CH24H-KO mice were purchased (B6. 129S7-Cyp46a1Rus/J, Jackson Laboratory, Sacramento, CA, USA). APP/PS1-Tg mice were obtained by cross-breeding APP-SW mice (Tg2576)28 with PS-1M146L knock-in mice29. The female mice were maintained in house and used for the survival experiment at 7 weeks of age. The animals were housed at a temperature of 22 °C ± 1 °C (mean ± s.d.) with a 12 h light–dark cycle (lights on from 07:00 to 19:00) and allowed free access to food and water.

Survival observation of APP/PS1-Tg mice

The survival of 7-week-old APP/PS1-Tg mice was monitored for 8 weeks.

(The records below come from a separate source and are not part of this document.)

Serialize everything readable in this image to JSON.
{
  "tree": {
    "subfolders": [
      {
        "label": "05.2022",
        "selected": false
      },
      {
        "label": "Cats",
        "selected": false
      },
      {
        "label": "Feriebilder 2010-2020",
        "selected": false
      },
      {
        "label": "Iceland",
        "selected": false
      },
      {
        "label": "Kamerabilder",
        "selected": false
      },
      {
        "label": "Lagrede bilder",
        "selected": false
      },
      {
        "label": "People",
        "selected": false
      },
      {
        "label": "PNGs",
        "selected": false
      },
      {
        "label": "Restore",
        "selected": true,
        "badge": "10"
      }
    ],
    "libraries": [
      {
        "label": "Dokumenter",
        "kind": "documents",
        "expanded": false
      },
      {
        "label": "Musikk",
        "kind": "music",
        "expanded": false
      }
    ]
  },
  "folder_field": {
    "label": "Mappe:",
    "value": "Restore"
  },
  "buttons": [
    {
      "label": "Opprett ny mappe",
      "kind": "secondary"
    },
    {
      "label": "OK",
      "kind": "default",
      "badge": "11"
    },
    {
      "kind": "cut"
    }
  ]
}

Mice were orally treated with vehicle (0.5% methyl cellulose, n = 30) or soticlestat at the dose of 10 mg/kg (n = 30) QD until they died.

Glutamate microdialysis

The APP/PS1-Tg mice treated with vehicle (0.5% methyl cellulose; n = 12) and those treated with soticlestat (n = 12) were subjected to the microdialysis study. Under pentobarbital-chlorohydrate anaesthesia, the guide cannula (AMUZA Inc, San Diego, CA, USA) was stereotactically implanted in the left hippocampus at the following coordinates (mm from bregma): A–3.1, L + 2.8, V–2.0. One week after the surgery, a microdialysis probe (depth 4 mm, length 2 mm) was inserted through the guide cannula, and the hippocampus was continuously perfused with Ringer’s solution (147 mmol/L of NaCl, 4.03 mmol/L of KCl and 0.30 mmol/L of CaCl2) at a rate of 2 µL/min for 3 h. The total sampling time was 130 min, consisting of 13 samplings (10 min intervals each). The first sample (0–10 min) was not used for analysis because of injection noise. The next six samples (10–70 min) were collected as a baseline. The perfusion fluid was then switched from normal Ringer’s solution to the Ringer’s solution containing 100 mmol/L of KCl with six subsequent samples (70–130 min) being collected. Analysis of dialysis samples was performed by reversed-phase HPLC operated by the PowerChrome software version 2.5.8 (eDAQ, Denistone East, Australia). The baseline glutamate level was calculated as an average concentration in the first 60 min. The potassium-induced glutamate elevation was defined as the ratio of the maximum value to the baseline average.

Study approval

The animal experiments were approved by the Experimental Animal Care and Use Committee of Takeda Pharmaceutical Company Ltd and conducted in accordance with the guidelines. The animal care and use programme is accredited by the American Association for Accreditation of Laboratory Animal Care (AAALAC) International’s Council on Accreditation. The AAALAC sets standards that call for the humane care and use of laboratory animals by enhancing animal well-being, improving the quality of research and advancing scientific knowledge relevant to humans and animals.

Statistical analysis

The statistical significance between two experimental groups was evaluated by Student’s t-test, with probability values (P) less than 5% considered significant (*P < 0.05, **P < 0.01). To evaluate dose dependency, one-tailed Williams’ test was used and probability values less than 2.5% were considered significant (#P < 0.025).